Otra de las denuncias de Klemperer fue la demagogia nazi, dirigida a la captación de voluntades no mediante el pensamiento consciente sino mediante la introducción "en la carne y en la sangre de las masas a través de palabras aisladas, de expresiones, de formas sintácticas que imponía repitiéndolas millones de veces y que eran adoptadas de forma mecánica e inconsciente". Cierto. Pero el problema es que ésa podría ser también una ajustada definición de la política actual. ¿Acaso las campañas electorales no consisten precisamente en eso? A los anales universales de la vacuidad política debería pasar, en letras de oro, aquel inmortal lema electoral de Zetapé: "Sí".
También denunció Klemperer el uso abusivo por los nazis de la palabra pueblo (Volk). Exactamente igual que en la España de la Transición, cuando todo el mundo alcanzaba el orgasmo con la palabra mágica: "Habla, pueblo, habla" fue el emblema sonoro de aquella época. Cuarenta años después, los neobolcheviques de chalé entran en éxtasis con una nueva variante: la gente.

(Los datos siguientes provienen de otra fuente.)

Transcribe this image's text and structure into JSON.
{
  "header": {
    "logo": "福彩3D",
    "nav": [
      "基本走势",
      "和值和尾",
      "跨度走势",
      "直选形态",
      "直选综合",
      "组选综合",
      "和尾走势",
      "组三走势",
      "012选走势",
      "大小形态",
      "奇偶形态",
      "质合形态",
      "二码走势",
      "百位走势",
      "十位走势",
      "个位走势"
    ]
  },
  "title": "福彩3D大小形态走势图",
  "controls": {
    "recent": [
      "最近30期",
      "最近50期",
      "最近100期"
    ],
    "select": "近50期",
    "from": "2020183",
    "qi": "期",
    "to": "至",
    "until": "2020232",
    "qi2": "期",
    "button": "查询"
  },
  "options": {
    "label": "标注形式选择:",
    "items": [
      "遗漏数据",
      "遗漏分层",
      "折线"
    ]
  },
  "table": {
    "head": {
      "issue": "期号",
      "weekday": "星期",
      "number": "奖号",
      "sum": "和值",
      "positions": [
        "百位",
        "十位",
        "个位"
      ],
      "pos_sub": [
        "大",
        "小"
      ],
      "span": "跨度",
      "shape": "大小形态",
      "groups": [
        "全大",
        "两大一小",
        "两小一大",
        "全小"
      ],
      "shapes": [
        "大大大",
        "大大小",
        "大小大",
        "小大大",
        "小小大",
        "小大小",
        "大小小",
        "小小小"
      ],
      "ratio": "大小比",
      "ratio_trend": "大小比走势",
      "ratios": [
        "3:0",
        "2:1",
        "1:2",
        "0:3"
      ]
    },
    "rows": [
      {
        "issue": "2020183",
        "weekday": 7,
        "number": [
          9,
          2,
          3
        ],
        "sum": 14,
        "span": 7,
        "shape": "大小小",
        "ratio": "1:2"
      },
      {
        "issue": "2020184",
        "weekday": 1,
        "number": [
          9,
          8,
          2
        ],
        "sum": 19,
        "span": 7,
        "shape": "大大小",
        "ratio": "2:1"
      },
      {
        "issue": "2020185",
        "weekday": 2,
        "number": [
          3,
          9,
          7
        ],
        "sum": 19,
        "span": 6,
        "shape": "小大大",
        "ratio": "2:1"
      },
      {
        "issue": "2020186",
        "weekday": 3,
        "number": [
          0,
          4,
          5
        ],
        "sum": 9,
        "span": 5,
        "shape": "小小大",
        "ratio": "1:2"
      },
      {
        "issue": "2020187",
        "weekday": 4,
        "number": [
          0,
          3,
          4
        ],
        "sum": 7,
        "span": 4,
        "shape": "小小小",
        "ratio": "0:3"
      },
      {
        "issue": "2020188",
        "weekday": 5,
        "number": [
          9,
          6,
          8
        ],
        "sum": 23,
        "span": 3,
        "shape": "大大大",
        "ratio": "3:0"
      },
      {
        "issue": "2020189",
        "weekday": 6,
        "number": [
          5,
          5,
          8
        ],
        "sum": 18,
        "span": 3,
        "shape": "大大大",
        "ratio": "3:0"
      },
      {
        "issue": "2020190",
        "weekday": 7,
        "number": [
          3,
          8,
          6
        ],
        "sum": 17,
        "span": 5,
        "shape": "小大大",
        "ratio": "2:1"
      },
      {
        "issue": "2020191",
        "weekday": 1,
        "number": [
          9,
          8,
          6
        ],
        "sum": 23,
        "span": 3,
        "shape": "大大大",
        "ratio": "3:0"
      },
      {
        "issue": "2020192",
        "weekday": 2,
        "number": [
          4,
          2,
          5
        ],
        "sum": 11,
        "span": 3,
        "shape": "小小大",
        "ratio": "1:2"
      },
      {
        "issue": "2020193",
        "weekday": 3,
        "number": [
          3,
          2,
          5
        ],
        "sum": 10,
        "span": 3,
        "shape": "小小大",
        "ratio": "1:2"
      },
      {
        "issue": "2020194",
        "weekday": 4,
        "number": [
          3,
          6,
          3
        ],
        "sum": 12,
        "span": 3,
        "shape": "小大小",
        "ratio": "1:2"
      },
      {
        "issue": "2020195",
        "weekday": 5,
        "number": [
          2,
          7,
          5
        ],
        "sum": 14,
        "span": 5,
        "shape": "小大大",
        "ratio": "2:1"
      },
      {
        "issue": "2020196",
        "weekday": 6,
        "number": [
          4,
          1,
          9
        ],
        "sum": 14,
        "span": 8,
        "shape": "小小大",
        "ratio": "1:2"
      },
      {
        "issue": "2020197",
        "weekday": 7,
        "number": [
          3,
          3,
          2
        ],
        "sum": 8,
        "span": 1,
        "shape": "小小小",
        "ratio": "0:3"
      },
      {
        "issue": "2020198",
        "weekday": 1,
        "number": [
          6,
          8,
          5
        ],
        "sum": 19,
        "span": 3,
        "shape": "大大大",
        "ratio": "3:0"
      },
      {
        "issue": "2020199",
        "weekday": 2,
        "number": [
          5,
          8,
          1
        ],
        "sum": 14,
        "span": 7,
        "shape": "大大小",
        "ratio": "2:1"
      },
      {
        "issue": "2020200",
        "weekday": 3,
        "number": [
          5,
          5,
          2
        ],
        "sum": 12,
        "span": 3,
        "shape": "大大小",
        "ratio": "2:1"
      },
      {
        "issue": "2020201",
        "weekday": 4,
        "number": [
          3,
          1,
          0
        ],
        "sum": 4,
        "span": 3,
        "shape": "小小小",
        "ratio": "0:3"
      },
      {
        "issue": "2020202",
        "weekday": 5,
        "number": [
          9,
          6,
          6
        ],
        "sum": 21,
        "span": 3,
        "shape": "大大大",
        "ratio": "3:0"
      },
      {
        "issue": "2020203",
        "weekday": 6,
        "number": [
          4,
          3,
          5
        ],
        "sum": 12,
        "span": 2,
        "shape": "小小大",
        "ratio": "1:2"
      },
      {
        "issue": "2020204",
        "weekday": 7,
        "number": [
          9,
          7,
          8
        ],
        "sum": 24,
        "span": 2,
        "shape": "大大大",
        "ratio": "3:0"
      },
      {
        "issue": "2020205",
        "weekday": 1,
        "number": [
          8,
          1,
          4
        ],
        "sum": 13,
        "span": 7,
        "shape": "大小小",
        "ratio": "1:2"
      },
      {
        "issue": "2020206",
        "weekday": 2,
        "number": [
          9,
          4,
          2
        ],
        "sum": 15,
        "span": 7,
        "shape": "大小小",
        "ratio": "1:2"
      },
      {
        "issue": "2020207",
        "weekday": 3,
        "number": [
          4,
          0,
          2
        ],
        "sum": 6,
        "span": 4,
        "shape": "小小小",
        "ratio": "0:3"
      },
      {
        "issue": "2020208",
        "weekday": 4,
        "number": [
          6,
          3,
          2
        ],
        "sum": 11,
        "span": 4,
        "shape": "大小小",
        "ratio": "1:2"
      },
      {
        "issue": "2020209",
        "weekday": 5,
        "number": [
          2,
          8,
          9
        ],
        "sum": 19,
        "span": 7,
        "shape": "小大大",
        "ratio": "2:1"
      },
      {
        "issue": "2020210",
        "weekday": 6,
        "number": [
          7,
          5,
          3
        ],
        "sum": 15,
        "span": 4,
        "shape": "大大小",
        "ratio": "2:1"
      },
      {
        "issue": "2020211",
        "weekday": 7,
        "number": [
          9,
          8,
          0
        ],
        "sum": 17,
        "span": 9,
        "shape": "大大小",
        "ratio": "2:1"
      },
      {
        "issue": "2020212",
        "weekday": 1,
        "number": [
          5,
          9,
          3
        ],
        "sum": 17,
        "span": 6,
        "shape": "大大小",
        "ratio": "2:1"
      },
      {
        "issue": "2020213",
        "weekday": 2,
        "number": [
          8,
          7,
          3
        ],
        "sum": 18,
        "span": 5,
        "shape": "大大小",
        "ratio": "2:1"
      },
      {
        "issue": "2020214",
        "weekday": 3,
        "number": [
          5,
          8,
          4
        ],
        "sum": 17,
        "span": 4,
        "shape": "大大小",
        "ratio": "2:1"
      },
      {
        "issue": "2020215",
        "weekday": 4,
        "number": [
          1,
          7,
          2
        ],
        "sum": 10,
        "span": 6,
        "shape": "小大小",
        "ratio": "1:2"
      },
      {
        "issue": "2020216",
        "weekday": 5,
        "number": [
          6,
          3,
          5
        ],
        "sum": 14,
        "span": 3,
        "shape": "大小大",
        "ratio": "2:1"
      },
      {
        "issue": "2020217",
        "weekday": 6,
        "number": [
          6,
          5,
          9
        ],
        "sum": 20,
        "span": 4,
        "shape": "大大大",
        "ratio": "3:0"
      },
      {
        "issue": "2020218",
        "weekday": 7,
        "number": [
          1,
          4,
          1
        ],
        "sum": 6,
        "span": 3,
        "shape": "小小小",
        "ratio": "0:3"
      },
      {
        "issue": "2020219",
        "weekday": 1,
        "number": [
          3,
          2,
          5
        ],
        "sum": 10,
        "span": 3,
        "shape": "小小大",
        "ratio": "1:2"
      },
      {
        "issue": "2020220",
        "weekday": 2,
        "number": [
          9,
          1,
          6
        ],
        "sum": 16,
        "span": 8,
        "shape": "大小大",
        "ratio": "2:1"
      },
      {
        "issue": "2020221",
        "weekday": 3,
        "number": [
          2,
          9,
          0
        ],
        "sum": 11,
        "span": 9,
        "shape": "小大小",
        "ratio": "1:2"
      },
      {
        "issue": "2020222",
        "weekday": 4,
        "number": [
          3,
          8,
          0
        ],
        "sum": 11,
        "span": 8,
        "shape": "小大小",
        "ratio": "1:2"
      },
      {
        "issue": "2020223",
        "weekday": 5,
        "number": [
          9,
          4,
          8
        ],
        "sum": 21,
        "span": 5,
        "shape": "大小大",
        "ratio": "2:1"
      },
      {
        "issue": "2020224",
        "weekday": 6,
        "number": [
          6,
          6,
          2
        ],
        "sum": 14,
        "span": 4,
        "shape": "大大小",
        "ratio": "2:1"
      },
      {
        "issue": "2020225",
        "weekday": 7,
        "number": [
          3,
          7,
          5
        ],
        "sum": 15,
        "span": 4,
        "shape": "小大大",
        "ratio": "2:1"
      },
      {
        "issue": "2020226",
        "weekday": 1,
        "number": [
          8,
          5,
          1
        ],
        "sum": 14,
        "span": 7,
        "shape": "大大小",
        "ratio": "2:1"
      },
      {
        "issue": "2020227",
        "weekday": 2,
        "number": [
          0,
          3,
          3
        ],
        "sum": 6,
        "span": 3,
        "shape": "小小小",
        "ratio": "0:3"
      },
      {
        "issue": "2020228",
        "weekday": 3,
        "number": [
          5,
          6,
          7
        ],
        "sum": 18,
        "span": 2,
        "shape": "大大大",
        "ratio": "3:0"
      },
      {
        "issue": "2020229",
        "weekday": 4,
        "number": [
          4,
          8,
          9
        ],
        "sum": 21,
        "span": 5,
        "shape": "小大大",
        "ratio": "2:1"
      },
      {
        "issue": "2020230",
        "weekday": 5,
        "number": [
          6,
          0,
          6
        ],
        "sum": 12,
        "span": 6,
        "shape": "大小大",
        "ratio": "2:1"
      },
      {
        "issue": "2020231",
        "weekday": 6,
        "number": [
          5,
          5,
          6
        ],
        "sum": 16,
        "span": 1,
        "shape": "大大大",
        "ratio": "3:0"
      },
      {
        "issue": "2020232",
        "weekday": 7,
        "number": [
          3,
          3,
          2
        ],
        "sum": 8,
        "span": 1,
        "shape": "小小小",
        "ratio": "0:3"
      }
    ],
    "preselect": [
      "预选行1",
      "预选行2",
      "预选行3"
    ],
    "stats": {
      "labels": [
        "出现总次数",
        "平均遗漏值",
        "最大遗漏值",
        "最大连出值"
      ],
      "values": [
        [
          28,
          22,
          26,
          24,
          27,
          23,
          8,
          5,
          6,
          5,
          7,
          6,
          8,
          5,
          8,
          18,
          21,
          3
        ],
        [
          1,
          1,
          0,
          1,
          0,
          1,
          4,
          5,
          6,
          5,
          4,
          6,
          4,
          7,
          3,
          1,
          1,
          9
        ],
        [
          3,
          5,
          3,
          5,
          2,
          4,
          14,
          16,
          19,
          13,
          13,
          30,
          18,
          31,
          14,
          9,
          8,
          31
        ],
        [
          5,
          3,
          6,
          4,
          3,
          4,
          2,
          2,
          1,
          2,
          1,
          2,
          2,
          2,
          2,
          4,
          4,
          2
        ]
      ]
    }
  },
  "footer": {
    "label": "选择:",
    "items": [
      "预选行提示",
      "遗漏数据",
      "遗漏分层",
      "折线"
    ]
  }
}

Finalmente, explicó Klemperer su indignación por la expresión, al parecer muy empleada en aquellos tiempos, de ‘material humano’. En su opinión, "hablar de material humano significa atenerse a la materia y despreciar el espíritu, lo verdaderamente humano del ser humano". Es difícil no estar de acuerdo con el filólogo alemán. Porque si, efectivamente, aquella expresión reflejaba la miope visión nacionalsocialista del ser humano, ¿acaso no caeríamos en feísima hipocresía si no reconociéramos que nuestros recursos humanos reflejan exactamente lo mismo?